Sympathy, empathy, compassion, pity, mercy.... How do we relate to suffering? What is the quality of our acquaintance with it, how do we understand it, what do we do about it?
In a group discussion, some women said they couldn't imagine having compassion for certain types of people. But in my understanding, we need to work for compassion for everyone.
The reason for compassion toward people who do terrible things is that they did them from a failure of compassion toward the people who first did terrible things to them.
If I can't have compassion for someone, I tend to blame them -- seeing no responsibility for the tragedy anywhere else -- perhaps even demonize them, seeing them as wholly evil. Then I can level retribution at them safely without seeing that I in turn am acting hurtfully/with violence/evilly, projecting my fears onto them and exorcising them by "punishing" my victim -- who may be the original person who harmed me, but all too often is another I project evil onto, so I may "get back at" the world. This is the vicious circle that is responsible for war.
When a child is hurt in this way, it is worse, for it is harder for the child to come to terms with how the world has failed to nurture. Adults teach the child to ignore, suppress and deny the reality, with the result that the wounds fester in the unconscious, hurting the child's self-esteem and grasp of reality. When such victims finally find their own victims, the damage they wreak is worse than the damage from people who had nurturing childhoods.
Compassion doesn't mean we avoid appropriate action toward a perpetrator. And it doesn't necessarily mean we are not angry at or fearful of such evil. But it does mean we grieve for the fact that anyone is ever hurt in this way, and it means we try to act in such a way as to stop the vicious circle.
Alice Miller has written extensively on this vicious circle and its prevalence in our culture. For Your Own Good is a good book to start with.
When I find myself feeling anger, resentment, fear, and/or hatred toward someome, I try to remember to say "May [name] be free from harm. May he enjoy mental well-being. May he enjoy physical well-being.
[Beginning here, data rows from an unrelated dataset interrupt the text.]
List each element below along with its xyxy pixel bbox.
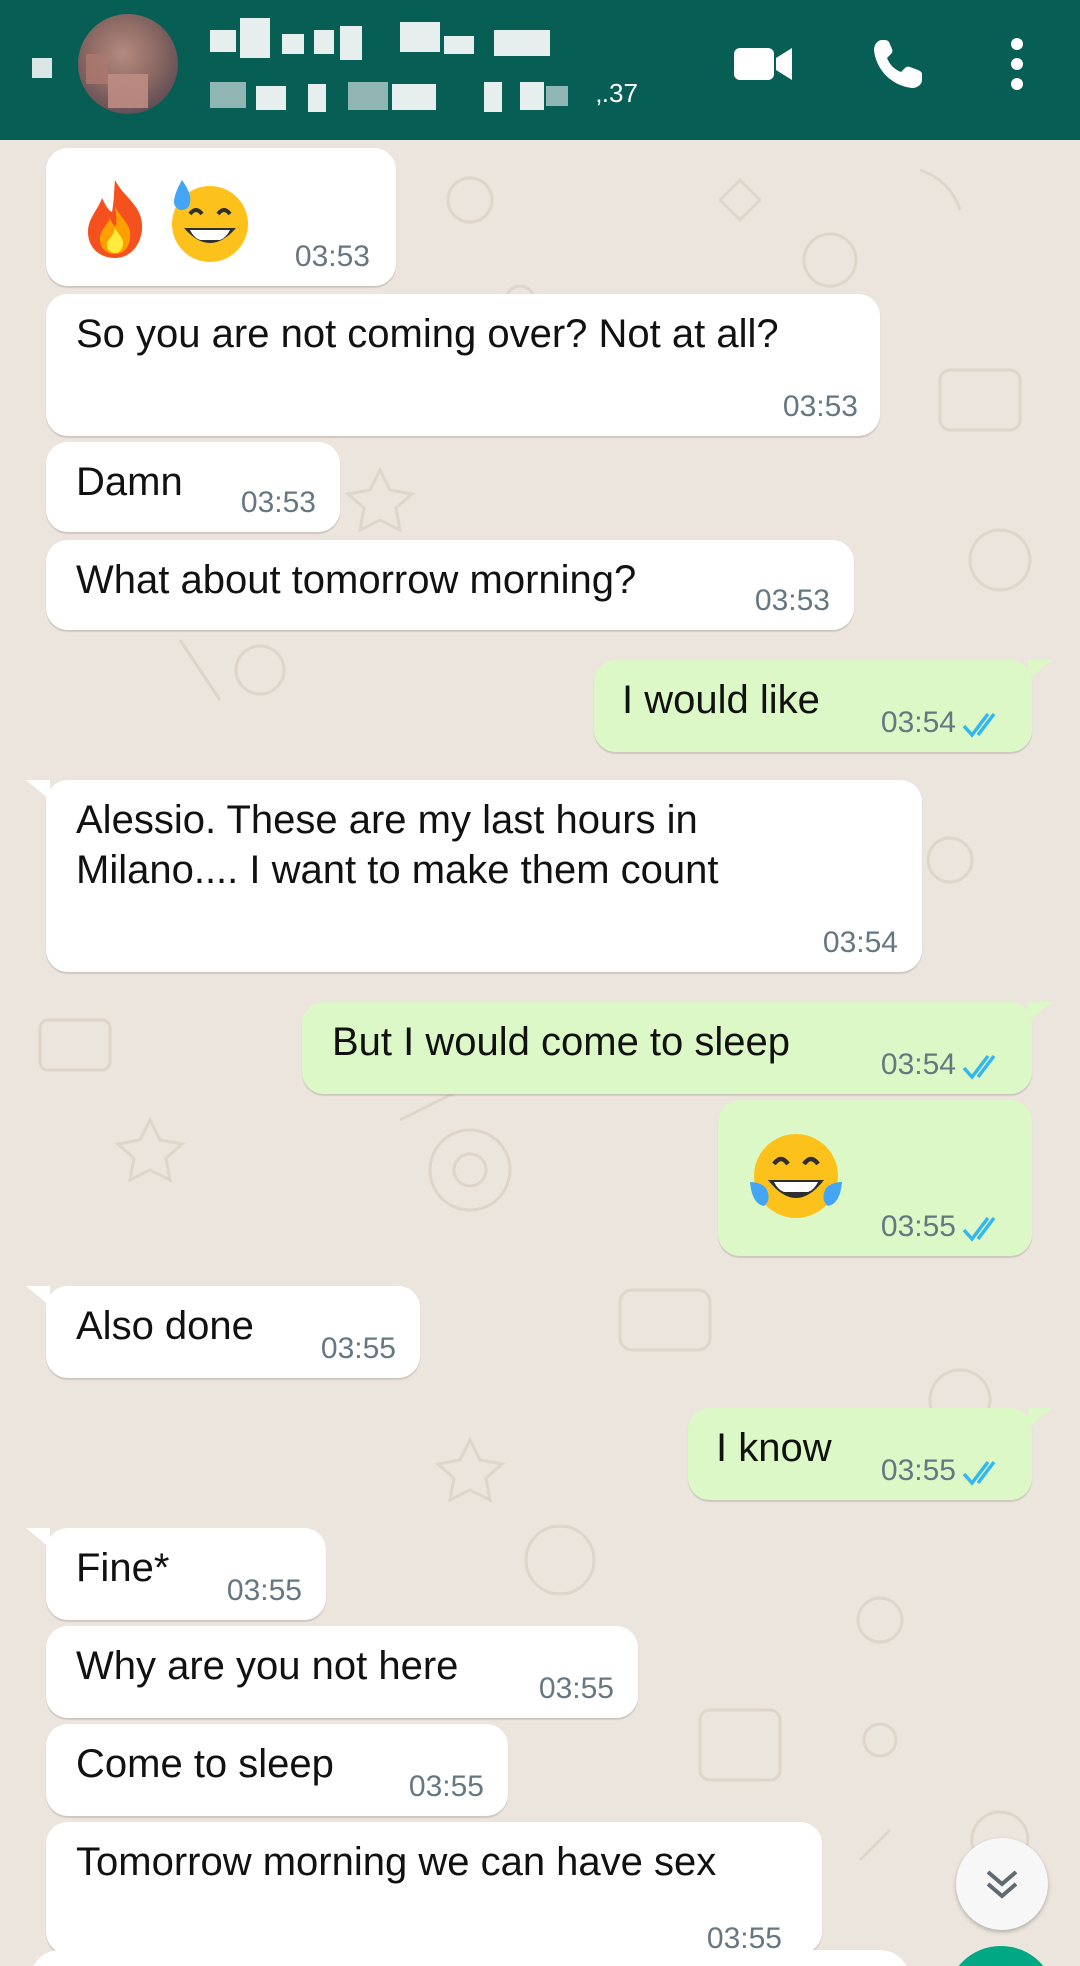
message-time: 03:53 xyxy=(240,486,316,519)
outgoing-message[interactable]: But I would come to sleep 03:54 xyxy=(302,1002,1052,1094)
incoming-message[interactable]: Also done 03:55 xyxy=(26,1286,420,1378)
message-text: So you are not coming over? Not at all? xyxy=(76,312,779,356)
message-text: Tomorrow morning we can have sex xyxy=(76,1840,717,1884)
message-time: 03:54 xyxy=(822,926,898,959)
incoming-message[interactable]: So you are not coming over? Not at all? … xyxy=(46,294,880,436)
message-text: Fine* xyxy=(76,1546,170,1590)
chat-header: ‚.37 xyxy=(0,0,1080,140)
read-receipt-icon xyxy=(962,1054,996,1080)
avatar[interactable] xyxy=(78,14,178,114)
back-icon[interactable] xyxy=(32,58,52,78)
status-fragment: ‚.37 xyxy=(596,78,638,108)
message-time: 03:54 xyxy=(880,1048,956,1081)
message-time: 03:54 xyxy=(880,706,956,739)
message-text: Why are you not here xyxy=(76,1644,459,1688)
message-time: 03:55 xyxy=(538,1672,614,1705)
outgoing-message[interactable]: 03:55 xyxy=(718,1100,1032,1256)
message-time: 03:55 xyxy=(880,1210,956,1243)
message-time: 03:53 xyxy=(294,240,370,273)
outgoing-message[interactable]: I would like 03:54 xyxy=(594,660,1052,752)
message-text: Damn xyxy=(76,460,183,504)
tears-of-joy-emoji xyxy=(750,1134,842,1218)
message-time: 03:55 xyxy=(880,1454,956,1487)
outgoing-message[interactable]: I know 03:55 xyxy=(688,1408,1052,1500)
grinning-sweat-emoji xyxy=(172,180,248,262)
message-time: 03:53 xyxy=(782,390,858,423)
message-time: 03:55 xyxy=(226,1574,302,1607)
message-text: I would like xyxy=(622,678,820,722)
incoming-message[interactable]: Why are you not here 03:55 xyxy=(46,1626,638,1718)
phone-icon[interactable] xyxy=(870,36,926,92)
incoming-message[interactable]: Tomorrow morning we can have sex 03:55 xyxy=(46,1822,822,1954)
incoming-message[interactable]: Alessio. These are my last hours in Mila… xyxy=(26,780,922,972)
read-receipt-icon xyxy=(962,1460,996,1486)
message-time: 03:53 xyxy=(754,584,830,617)
message-text-line: Milano.... I want to make them count xyxy=(76,848,719,892)
message-text-line: Alessio. These are my last hours in xyxy=(76,798,698,842)
message-text: What about tomorrow morning? xyxy=(76,558,637,602)
incoming-message[interactable]: Damn 03:53 xyxy=(46,442,340,532)
incoming-message[interactable]: What about tomorrow morning? 03:53 xyxy=(46,540,854,630)
more-vertical-icon[interactable] xyxy=(1006,36,1028,92)
video-call-icon[interactable] xyxy=(734,44,794,84)
fire-emoji xyxy=(88,180,143,258)
scroll-to-bottom-button[interactable] xyxy=(956,1838,1048,1930)
partial-message[interactable] xyxy=(30,1950,910,1966)
message-text: Also done xyxy=(76,1304,254,1348)
incoming-message[interactable]: 03:53 xyxy=(46,148,396,286)
incoming-message[interactable]: Fine* 03:55 xyxy=(26,1528,326,1620)
message-text: But I would come to sleep xyxy=(332,1020,791,1064)
message-time: 03:55 xyxy=(320,1332,396,1365)
read-receipt-icon xyxy=(962,1216,996,1242)
chevron-double-down-icon xyxy=(986,1870,1018,1899)
incoming-message[interactable]: Come to sleep 03:55 xyxy=(46,1724,508,1816)
message-text: I know xyxy=(716,1426,832,1470)
message-time: 03:55 xyxy=(408,1770,484,1803)
read-receipt-icon xyxy=(962,712,996,738)
message-text: Come to sleep xyxy=(76,1742,334,1786)
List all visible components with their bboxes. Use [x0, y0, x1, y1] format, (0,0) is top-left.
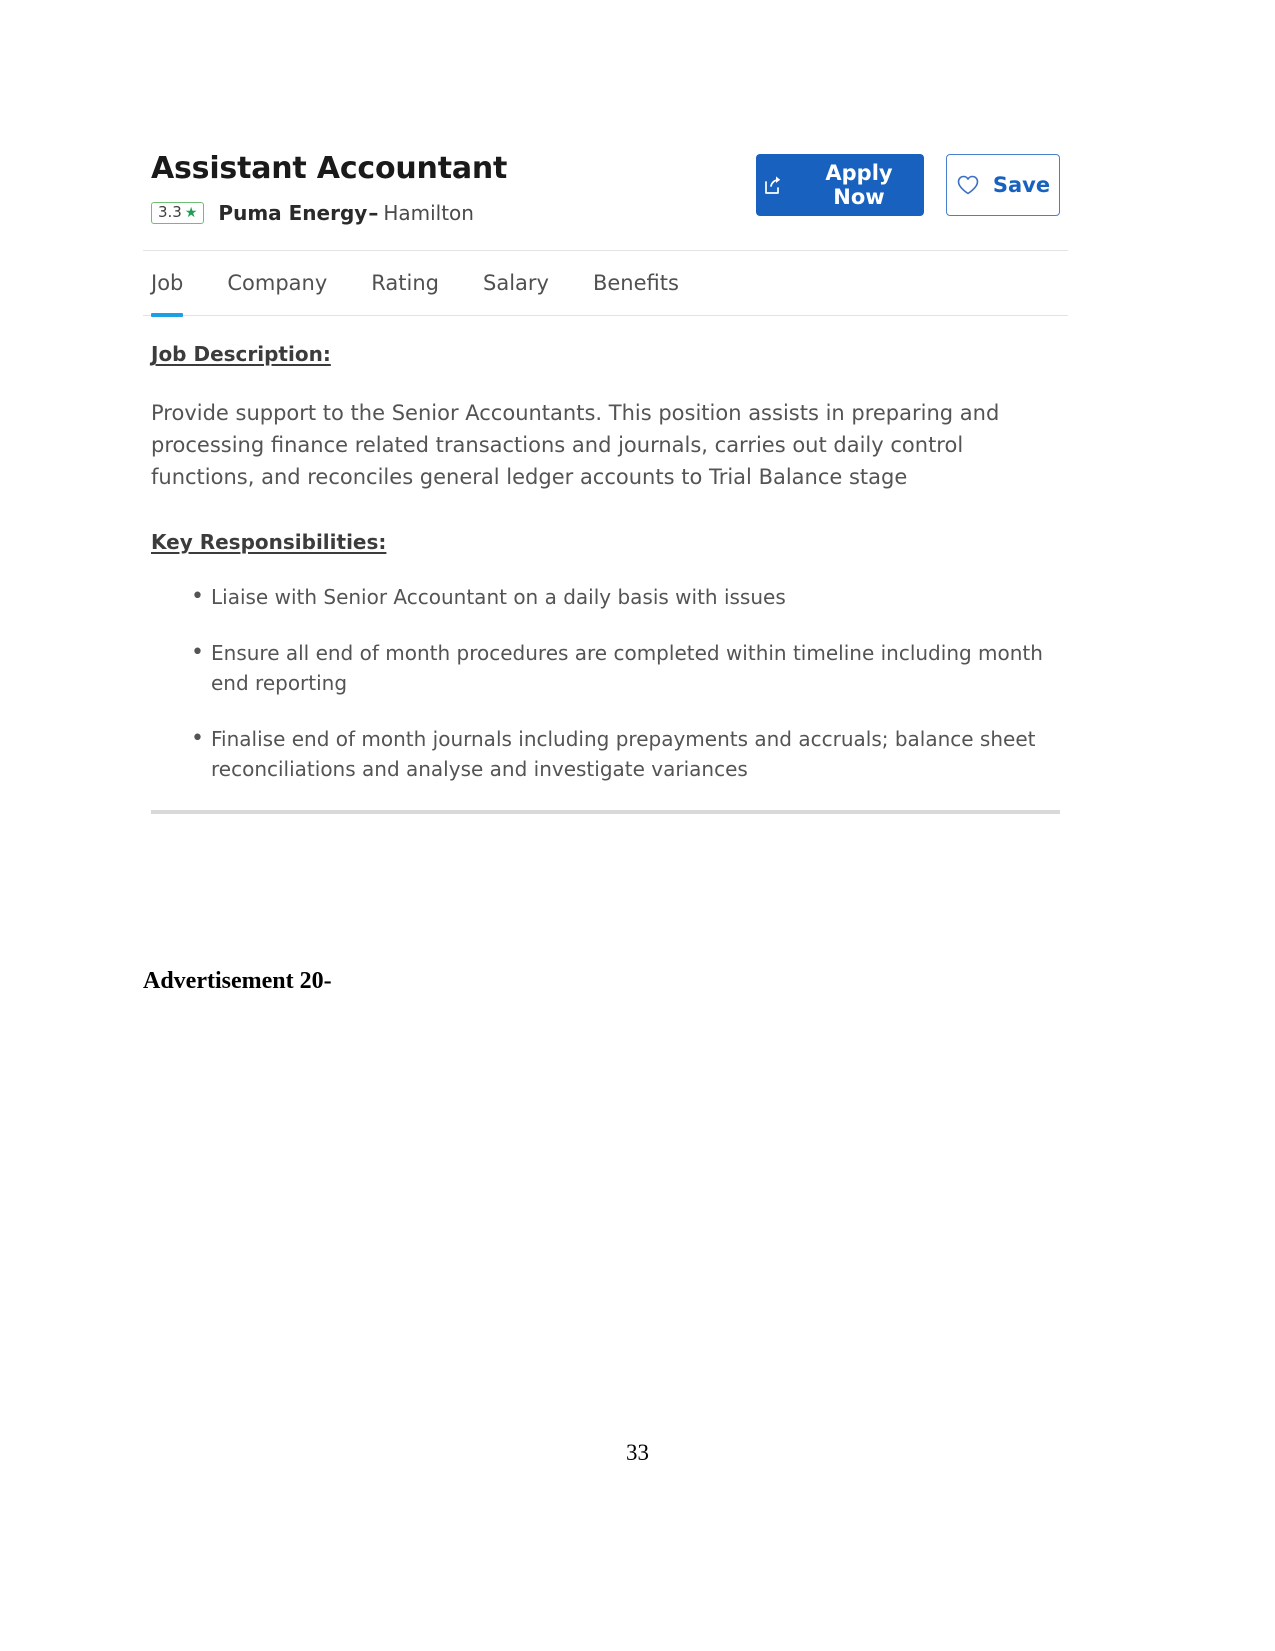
apply-now-label: Apply Now — [825, 161, 893, 209]
tab-job-label: Job — [151, 271, 184, 295]
tab-job[interactable]: Job — [151, 251, 205, 317]
page-title: Assistant Accountant — [151, 151, 508, 186]
tab-company[interactable]: Company — [227, 251, 349, 315]
card-bottom-rule — [151, 809, 1060, 814]
heart-icon — [956, 174, 980, 196]
list-item: Liaise with Senior Accountant on a daily… — [151, 580, 1060, 613]
job-description-heading: Job Description: — [151, 342, 331, 366]
responsibilities-list: Liaise with Senior Accountant on a daily… — [151, 580, 1060, 784]
apply-now-button[interactable]: Apply Now — [756, 154, 924, 216]
list-item: Finalise end of month journals including… — [151, 722, 1060, 784]
tab-benefits[interactable]: Benefits — [593, 251, 701, 315]
share-icon — [762, 173, 786, 197]
tab-company-label: Company — [227, 271, 328, 295]
tab-salary[interactable]: Salary — [483, 251, 571, 315]
job-actions: Apply Now Save — [756, 140, 1060, 216]
job-description-panel: Job Description: Provide support to the … — [143, 316, 1068, 814]
key-responsibilities-heading: Key Responsibilities: — [151, 529, 387, 554]
save-label: Save — [992, 173, 1051, 197]
job-description-text: Provide support to the Senior Accountant… — [151, 401, 1000, 489]
rating-badge[interactable]: 3.3 ★ — [151, 202, 205, 224]
job-tabs: Job Company Rating Salary Benefits — [143, 251, 1068, 317]
page-number: 33 — [626, 1440, 649, 1465]
list-item: Ensure all end of month procedures are c… — [151, 636, 1060, 698]
job-card-header: Assistant Accountant 3.3 ★ Puma Energy– H… — [143, 140, 1068, 225]
rating-value: 3.3 — [158, 203, 182, 221]
tab-benefits-label: Benefits — [592, 271, 679, 295]
advertisement-label: Advertisement 20- — [143, 968, 332, 994]
job-location: Hamilton — [383, 201, 474, 225]
job-header-info: Assistant Accountant 3.3 ★ Puma Energy– H… — [151, 140, 507, 225]
tab-salary-label: Salary — [483, 271, 549, 295]
tab-rating-label: Rating — [371, 271, 439, 295]
employer-name: Puma Energy — [218, 201, 368, 225]
employer-link[interactable]: Puma Energy– Hamilton — [218, 201, 474, 225]
save-button[interactable]: Save — [946, 154, 1060, 216]
job-posting-card: Assistant Accountant 3.3 ★ Puma Energy– H… — [143, 140, 1068, 814]
tab-rating[interactable]: Rating — [371, 251, 461, 315]
employer-row: 3.3 ★ Puma Energy– Hamilton — [151, 201, 507, 225]
employer-separator: – — [368, 201, 379, 225]
star-icon: ★ — [184, 204, 198, 221]
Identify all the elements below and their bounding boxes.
May he enjoy ease of livelihood." For if an evil-doer becomes free of the danger of both physical harm and the harm he causes himself by his own ignorance, greed and hatred -- and becomes sane enough to enjoy true mental well-being -- then he will abide in the natural love of all beings that comes from perceiving our essential interconnection, and work for their good.
And if I can remember this essence, and care about his connection to it, then my actions will spring from this love, and help heal not only him but myself and the world.